If you want to handle more complicated json, you can specify jsonpath to also path in columns section like as follows:

{
    "result" : "success",
    "students" : [
      { "names" : ["John", "Lennon"], "age" : 10 },
      { "names" : ["Paul", "Maccartney"], "age" : 10 }
    ]
}
root: $.students
columns:
  - {name: firstName, type: string, path: "names[0]"}
  - {name: lastName, type: string, path: "names[1]"}

In this case, names[0] will be firstName of schema and names[1] will be lastName.

Guess

This plugin supports minimal guess feature. You don't have to write parser: section in the configuration file.
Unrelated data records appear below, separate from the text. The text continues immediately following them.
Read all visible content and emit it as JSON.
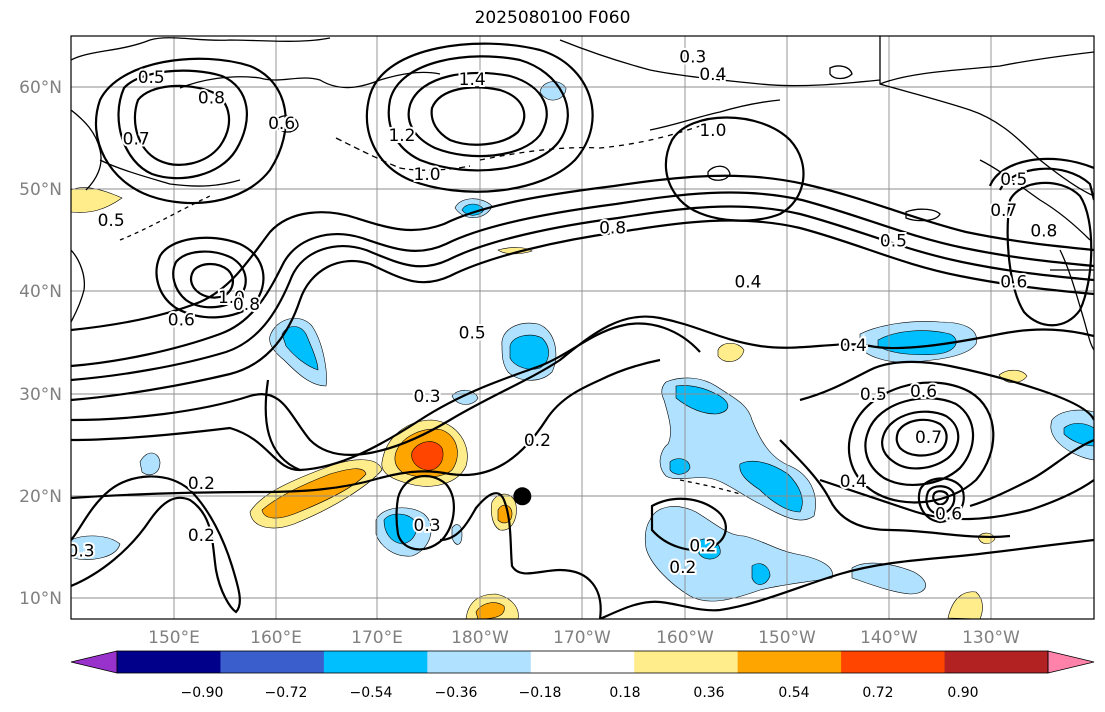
{
  "title": "2025080100 F060",
  "map": {
    "lat_labels": [
      "10°N",
      "20°N",
      "30°N",
      "40°N",
      "50°N",
      "60°N"
    ],
    "lon_labels": [
      "150°E",
      "160°E",
      "170°E",
      "180°W",
      "170°W",
      "160°W",
      "150°W",
      "140°W",
      "130°W"
    ],
    "lat_values": [
      10,
      20,
      30,
      40,
      50,
      60
    ],
    "lon_values": [
      150,
      160,
      170,
      180,
      190,
      200,
      210,
      220,
      230
    ],
    "extent": {
      "lon": [
        140,
        242
      ],
      "lat": [
        8,
        65
      ]
    },
    "gridlines": true,
    "storm_center": {
      "lon": 185,
      "lat": 20
    }
  },
  "colorbar": {
    "ticks": [
      "−0.90",
      "−0.72",
      "−0.54",
      "−0.36",
      "−0.18",
      "0.18",
      "0.36",
      "0.54",
      "0.72",
      "0.90"
    ],
    "colors": [
      "#9932cc",
      "#00008b",
      "#3a5fcd",
      "#00bfff",
      "#b0e2ff",
      "#ffffff",
      "#ffec8b",
      "#ffa500",
      "#ff4500",
      "#b22222",
      "#ff82ab"
    ],
    "extend": "both"
  },
  "contour_labels": [
    {
      "text": "0.5",
      "lon": 148,
      "lat": 61
    },
    {
      "text": "0.8",
      "lon": 154,
      "lat": 59
    },
    {
      "text": "0.7",
      "lon": 146.5,
      "lat": 55
    },
    {
      "text": "0.6",
      "lon": 161,
      "lat": 56.5
    },
    {
      "text": "1.4",
      "lon": 180,
      "lat": 60.8
    },
    {
      "text": "1.2",
      "lon": 173,
      "lat": 55.3
    },
    {
      "text": "1.0",
      "lon": 175.5,
      "lat": 51.5
    },
    {
      "text": "0.3",
      "lon": 202,
      "lat": 63
    },
    {
      "text": "0.4",
      "lon": 204,
      "lat": 61.3
    },
    {
      "text": "1.0",
      "lon": 204,
      "lat": 55.8
    },
    {
      "text": "0.5",
      "lon": 234,
      "lat": 51
    },
    {
      "text": "0.5",
      "lon": 144,
      "lat": 47
    },
    {
      "text": "0.8",
      "lon": 194,
      "lat": 46.3
    },
    {
      "text": "0.5",
      "lon": 222,
      "lat": 45
    },
    {
      "text": "0.7",
      "lon": 233,
      "lat": 48
    },
    {
      "text": "0.8",
      "lon": 237,
      "lat": 46
    },
    {
      "text": "0.6",
      "lon": 234,
      "lat": 41
    },
    {
      "text": "0.4",
      "lon": 207.5,
      "lat": 41
    },
    {
      "text": "1.0",
      "lon": 156,
      "lat": 39.5
    },
    {
      "text": "0.8",
      "lon": 157.5,
      "lat": 38.8
    },
    {
      "text": "0.6",
      "lon": 151,
      "lat": 37.3
    },
    {
      "text": "0.5",
      "lon": 180,
      "lat": 36
    },
    {
      "text": "0.4",
      "lon": 218,
      "lat": 34.8
    },
    {
      "text": "0.3",
      "lon": 175.5,
      "lat": 29.8
    },
    {
      "text": "0.5",
      "lon": 220,
      "lat": 30
    },
    {
      "text": "0.6",
      "lon": 225,
      "lat": 30.3
    },
    {
      "text": "0.2",
      "lon": 186.5,
      "lat": 25.5
    },
    {
      "text": "0.7",
      "lon": 225.5,
      "lat": 25.8
    },
    {
      "text": "0.2",
      "lon": 153,
      "lat": 21.3
    },
    {
      "text": "0.4",
      "lon": 218,
      "lat": 21.5
    },
    {
      "text": "0.3",
      "lon": 175.5,
      "lat": 17.2
    },
    {
      "text": "0.2",
      "lon": 153,
      "lat": 16.2
    },
    {
      "text": "0.6",
      "lon": 227.5,
      "lat": 18.3
    },
    {
      "text": "0.3",
      "lon": 141,
      "lat": 14.7
    },
    {
      "text": "0.2",
      "lon": 203,
      "lat": 15.2
    },
    {
      "text": "0.2",
      "lon": 201,
      "lat": 13.1
    }
  ]
}
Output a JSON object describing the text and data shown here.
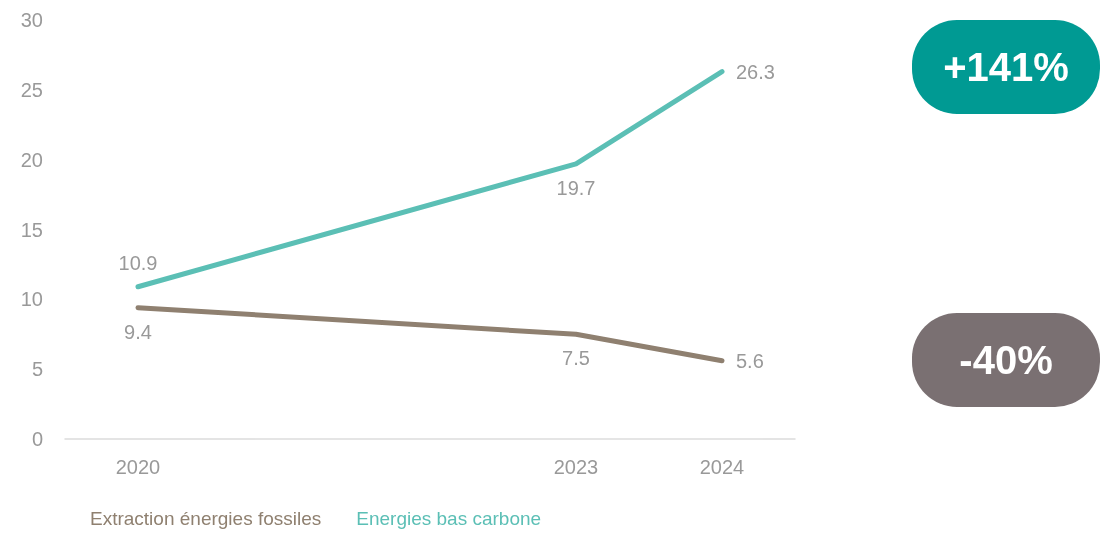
{
  "chart_data": {
    "type": "line",
    "x": [
      2020,
      2023,
      2024
    ],
    "series": [
      {
        "name": "Extraction énergies fossiles",
        "color": "#8f8070",
        "values": [
          9.4,
          7.5,
          5.6
        ]
      },
      {
        "name": "Energies bas carbone",
        "color": "#5bbfb5",
        "values": [
          10.9,
          19.7,
          26.3
        ]
      }
    ],
    "xlim": [
      2019.5,
      2024.5
    ],
    "xticks": [
      2020,
      2023,
      2024
    ],
    "ylim": [
      0,
      30
    ],
    "yticks": [
      0,
      5,
      10,
      15,
      20,
      25,
      30
    ],
    "annotations": [
      "-40%",
      "+141%"
    ],
    "data_labels": true,
    "grid": false,
    "legend": "bottom",
    "marker": "none",
    "line_style": "solid"
  }
}
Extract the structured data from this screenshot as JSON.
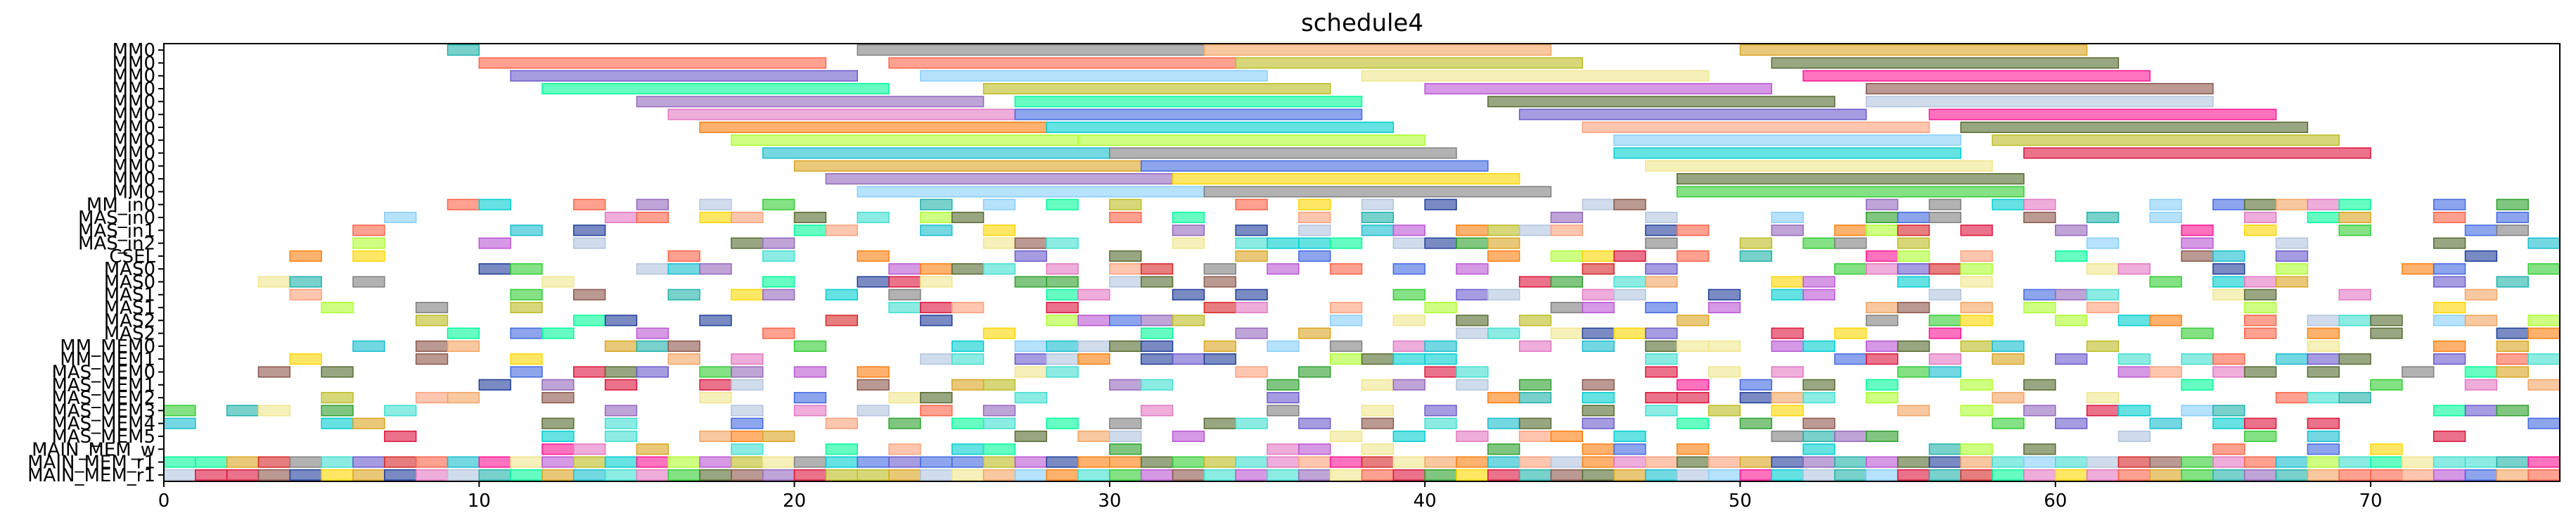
{
  "chart_data": {
    "type": "gantt",
    "title": "schedule4",
    "xlabel": "",
    "ylabel": "",
    "xlim": [
      0,
      76
    ],
    "xticks": [
      0,
      10,
      20,
      30,
      40,
      50,
      60,
      70
    ],
    "rows": [
      "MM0",
      "MM0",
      "MM0",
      "MM0",
      "MM0",
      "MM0",
      "MM0",
      "MM0",
      "MM0",
      "MM0",
      "MM0",
      "MM0",
      "MM_in0",
      "MAS_in0",
      "MAS_in1",
      "MAS_in2",
      "CSEL",
      "MAS0",
      "MAS0",
      "MAS1",
      "MAS1",
      "MAS2",
      "MAS2",
      "MM_MEM0",
      "MM_MEM1",
      "MAS_MEM0",
      "MAS_MEM1",
      "MAS_MEM2",
      "MAS_MEM3",
      "MAS_MEM4",
      "MAS_MEM5",
      "MAIN_MEM_w",
      "MAIN_MEM_r1",
      "MAIN_MEM_r1"
    ],
    "palette": [
      "#1f3d99",
      "#d62728",
      "#2ca02c",
      "#e377c2",
      "#17becf",
      "#bcbd22",
      "#9467bd",
      "#8c564b",
      "#ff7f0e",
      "#7f7f7f",
      "#ff1493",
      "#00ced1",
      "#adff2f",
      "#ffd700",
      "#4169e1",
      "#dc143c",
      "#32cd32",
      "#ba55d3",
      "#f4a460",
      "#20b2aa",
      "#ff6347",
      "#6a5acd",
      "#f0e68c",
      "#00fa9a",
      "#87cefa",
      "#b0c4de",
      "#556b2f",
      "#ffa07a",
      "#40e0d0",
      "#daa520"
    ],
    "grid": false,
    "legend": "none"
  }
}
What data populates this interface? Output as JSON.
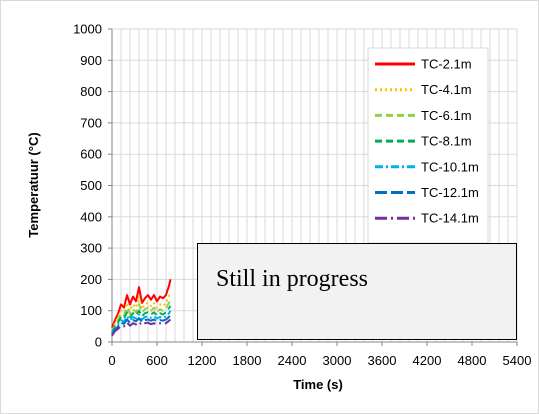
{
  "chart_data": {
    "type": "line",
    "xlabel": "Time (s)",
    "ylabel": "Temperatuur (°C)",
    "xlim": [
      0,
      5400
    ],
    "ylim": [
      0,
      1000
    ],
    "x_ticks": [
      0,
      600,
      1200,
      1800,
      2400,
      3000,
      3600,
      4200,
      4800,
      5400
    ],
    "y_ticks": [
      0,
      100,
      200,
      300,
      400,
      500,
      600,
      700,
      800,
      900,
      1000
    ],
    "grid": true,
    "legend_position": "right",
    "annotation": "Still in progress",
    "series": [
      {
        "name": "TC-2.1m",
        "color": "#ff0000",
        "dash": "solid",
        "x": [
          0,
          40,
          80,
          120,
          160,
          200,
          240,
          280,
          320,
          360,
          400,
          440,
          480,
          520,
          560,
          600,
          640,
          680,
          720,
          760,
          780
        ],
        "y": [
          45,
          70,
          90,
          120,
          110,
          150,
          120,
          145,
          130,
          175,
          125,
          140,
          150,
          135,
          150,
          130,
          145,
          140,
          150,
          180,
          200
        ]
      },
      {
        "name": "TC-4.1m",
        "color": "#ffc000",
        "dash": "dotted",
        "x": [
          0,
          40,
          80,
          120,
          160,
          200,
          240,
          280,
          320,
          360,
          400,
          440,
          480,
          520,
          560,
          600,
          640,
          680,
          720,
          760,
          780
        ],
        "y": [
          40,
          60,
          80,
          100,
          95,
          125,
          100,
          120,
          110,
          145,
          105,
          120,
          125,
          115,
          125,
          110,
          120,
          115,
          125,
          145,
          160
        ]
      },
      {
        "name": "TC-6.1m",
        "color": "#92d050",
        "dash": "dashed",
        "x": [
          0,
          40,
          80,
          120,
          160,
          200,
          240,
          280,
          320,
          360,
          400,
          440,
          480,
          520,
          560,
          600,
          640,
          680,
          720,
          760,
          780
        ],
        "y": [
          35,
          55,
          70,
          90,
          85,
          110,
          90,
          105,
          95,
          120,
          95,
          105,
          110,
          100,
          110,
          95,
          105,
          100,
          108,
          125,
          135
        ]
      },
      {
        "name": "TC-8.1m",
        "color": "#00b050",
        "dash": "dashed",
        "x": [
          0,
          40,
          80,
          120,
          160,
          200,
          240,
          280,
          320,
          360,
          400,
          440,
          480,
          520,
          560,
          600,
          640,
          680,
          720,
          760,
          780
        ],
        "y": [
          30,
          50,
          62,
          80,
          75,
          95,
          80,
          92,
          85,
          100,
          82,
          92,
          95,
          88,
          95,
          85,
          92,
          88,
          95,
          108,
          115
        ]
      },
      {
        "name": "TC-10.1m",
        "color": "#00b0f0",
        "dash": "dashdot",
        "x": [
          0,
          40,
          80,
          120,
          160,
          200,
          240,
          280,
          320,
          360,
          400,
          440,
          480,
          520,
          560,
          600,
          640,
          680,
          720,
          760,
          780
        ],
        "y": [
          25,
          45,
          55,
          70,
          65,
          82,
          70,
          80,
          75,
          88,
          72,
          80,
          82,
          77,
          82,
          75,
          80,
          77,
          82,
          92,
          100
        ]
      },
      {
        "name": "TC-12.1m",
        "color": "#0070c0",
        "dash": "longdash",
        "x": [
          0,
          40,
          80,
          120,
          160,
          200,
          240,
          280,
          320,
          360,
          400,
          440,
          480,
          520,
          560,
          600,
          640,
          680,
          720,
          760,
          780
        ],
        "y": [
          22,
          40,
          50,
          62,
          58,
          72,
          62,
          70,
          66,
          76,
          64,
          70,
          72,
          68,
          72,
          66,
          70,
          68,
          72,
          80,
          88
        ]
      },
      {
        "name": "TC-14.1m",
        "color": "#7030a0",
        "dash": "longdashdot",
        "x": [
          0,
          40,
          80,
          120,
          160,
          200,
          240,
          280,
          320,
          360,
          400,
          440,
          480,
          520,
          560,
          600,
          640,
          680,
          720,
          760,
          780
        ],
        "y": [
          20,
          35,
          42,
          52,
          50,
          62,
          52,
          60,
          56,
          64,
          54,
          60,
          62,
          57,
          60,
          56,
          60,
          57,
          60,
          68,
          72
        ]
      }
    ]
  }
}
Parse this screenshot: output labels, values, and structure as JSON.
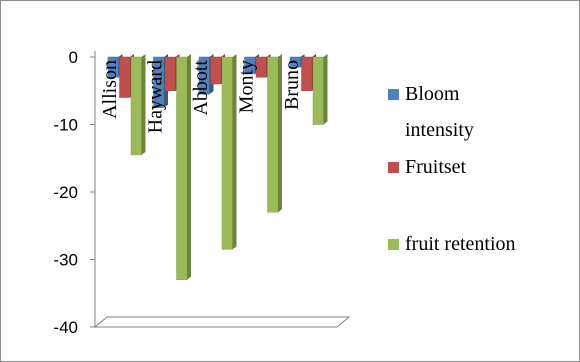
{
  "chart_data": {
    "type": "bar",
    "orientation": "vertical",
    "style": "3d-clustered-column",
    "title": "",
    "xlabel": "",
    "ylabel": "",
    "categories": [
      "Allison",
      "Hayward",
      "Abbott",
      "Monty",
      "Bruno"
    ],
    "series": [
      {
        "name": "Bloom intensity",
        "color": "#4f81bd",
        "values": [
          -3,
          -7.5,
          -5.5,
          -2.5,
          -1.5
        ]
      },
      {
        "name": "Fruitset",
        "color": "#c0504d",
        "values": [
          -6,
          -5,
          -4,
          -3,
          -5
        ]
      },
      {
        "name": "fruit retention",
        "color": "#9bbb59",
        "values": [
          -14.5,
          -33,
          -28.5,
          -23,
          -10
        ]
      }
    ],
    "legend_labels": [
      [
        "Bloom",
        "intensity"
      ],
      [
        "Fruitset"
      ],
      [
        "fruit retention"
      ]
    ],
    "ylim": [
      -40,
      0
    ],
    "yticks": [
      0,
      -10,
      -20,
      -30,
      -40
    ],
    "grid": false,
    "legend_position": "right"
  }
}
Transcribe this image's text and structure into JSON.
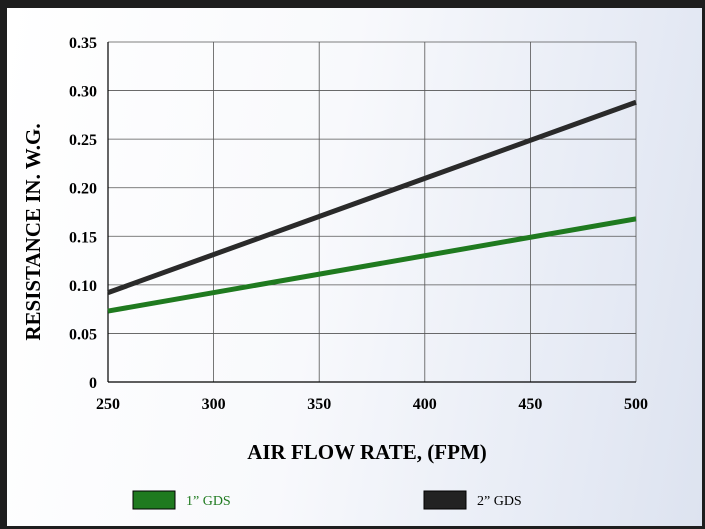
{
  "chart_data": {
    "type": "line",
    "title": "",
    "xlabel": "AIR FLOW RATE, (FPM)",
    "ylabel": "RESISTANCE IN. W.G.",
    "xlim": [
      250,
      500
    ],
    "ylim": [
      0,
      0.35
    ],
    "x_ticks": [
      250,
      300,
      350,
      400,
      450,
      500
    ],
    "x_tick_labels": [
      "250",
      "300",
      "350",
      "400",
      "450",
      "500"
    ],
    "y_ticks": [
      0,
      0.05,
      0.1,
      0.15,
      0.2,
      0.25,
      0.3,
      0.35
    ],
    "y_tick_labels": [
      "0",
      "0.05",
      "0.10",
      "0.15",
      "0.20",
      "0.25",
      "0.30",
      "0.35"
    ],
    "grid": true,
    "legend_position": "bottom",
    "series": [
      {
        "name": "1” GDS",
        "color": "#1f7a1f",
        "x": [
          250,
          500
        ],
        "y": [
          0.073,
          0.168
        ]
      },
      {
        "name": "2” GDS",
        "color": "#2a2a2a",
        "x": [
          250,
          500
        ],
        "y": [
          0.092,
          0.288
        ]
      }
    ]
  }
}
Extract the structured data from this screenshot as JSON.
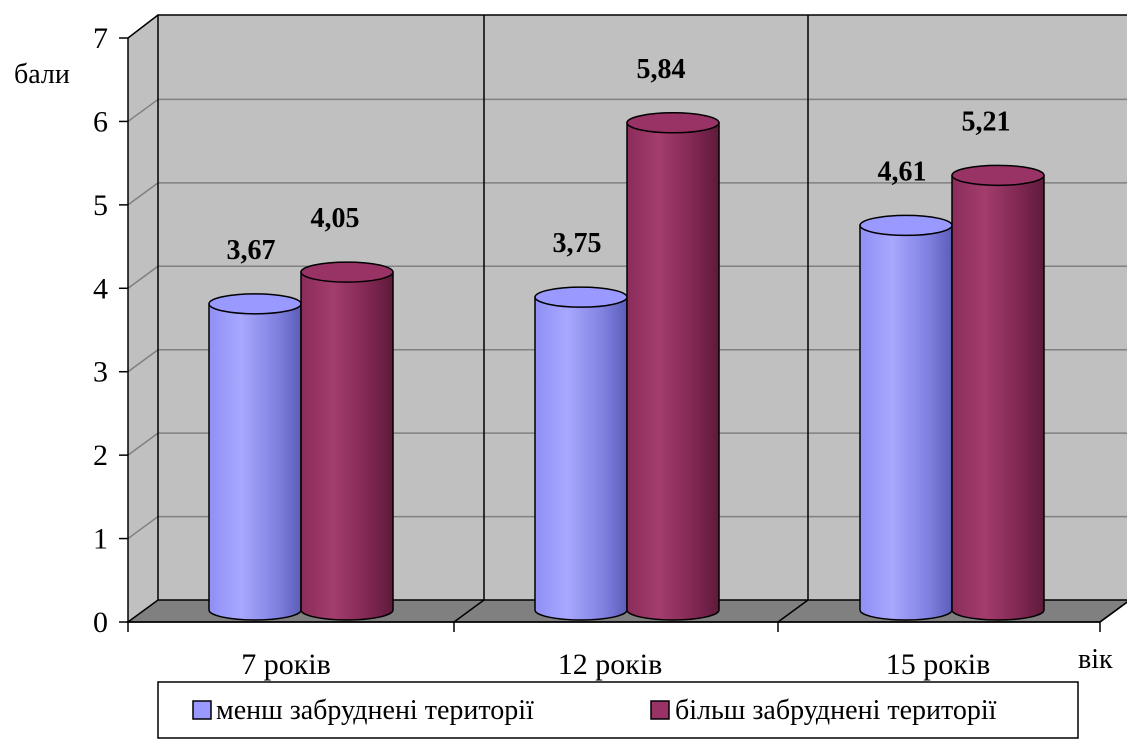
{
  "chart_data": {
    "type": "bar",
    "variant": "3d-cylinder",
    "title": "",
    "xlabel": "вік",
    "ylabel": "бали",
    "ylim": [
      0,
      7
    ],
    "yticks": [
      "0",
      "1",
      "2",
      "3",
      "4",
      "5",
      "6",
      "7"
    ],
    "categories": [
      "7 років",
      "12 років",
      "15 років"
    ],
    "grid": true,
    "legend_position": "bottom",
    "series": [
      {
        "name": "менш забруднені території",
        "values": [
          3.67,
          3.75,
          4.61
        ],
        "labels": [
          "3,67",
          "3,75",
          "4,61"
        ],
        "color": "#9999ff"
      },
      {
        "name": "більш забруднені території",
        "values": [
          4.05,
          5.84,
          5.21
        ],
        "labels": [
          "4,05",
          "5,84",
          "5,21"
        ],
        "color": "#993366"
      }
    ]
  },
  "colors": {
    "wall": "#c0c0c0",
    "floor": "#808080",
    "grid": "#808080"
  }
}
After writing in: section, you can let embulk guess parser: section using this command:

$ embulk gem install embulk-parser-jsonpath
$ embulk guess -g jsonpath config.yml -o guessed.yml

Example

If you want to guess the following JSON file, (This JSON data start with array) You don't have to need parser section.

[
  {
    "name": "Hugh Rutherford",
    "city": "Mitchellfurt",
    "street_name": "Ondricka Island",
    "zip_code": "75232",
    "registered_at": "2015-09-09 05:28:45",
    "vegetarian": true,
    "age": 44,
    "ratio": 79.092
  }
]
in:
  type: file
  path_prefix: example/hoge
out:
  type: stdout

However, If a JSON data doesn't start with array, You have to specify root parameter explicitly.

{
  "count": 100,
  "page": 1,
  "results": [
    {
      "name": "Hugh Rutherford",
      "city": "Mitchellfurt",
      "street_name": "Ondricka Island",
      "zip_code": "75232",
      "registered_at": "2015-09-09 05:28:45",
      "vegetarian": true,
      "age": 44,
      "ratio": 79.092
    }
  ]
}
in:
  type: file
  path_prefix: example/input
  parser:
    type: jsonpath
    root: "$.results"
out:
  type: stdout

Build

$ ./gradlew gem  # -t to watch change of files and rebuild continuously

Acknowledgment

I would like to express my special thanks to the developers of embulk-parser-jsonl and embulk-filter-typecast projects.

Almost codes copied from this project.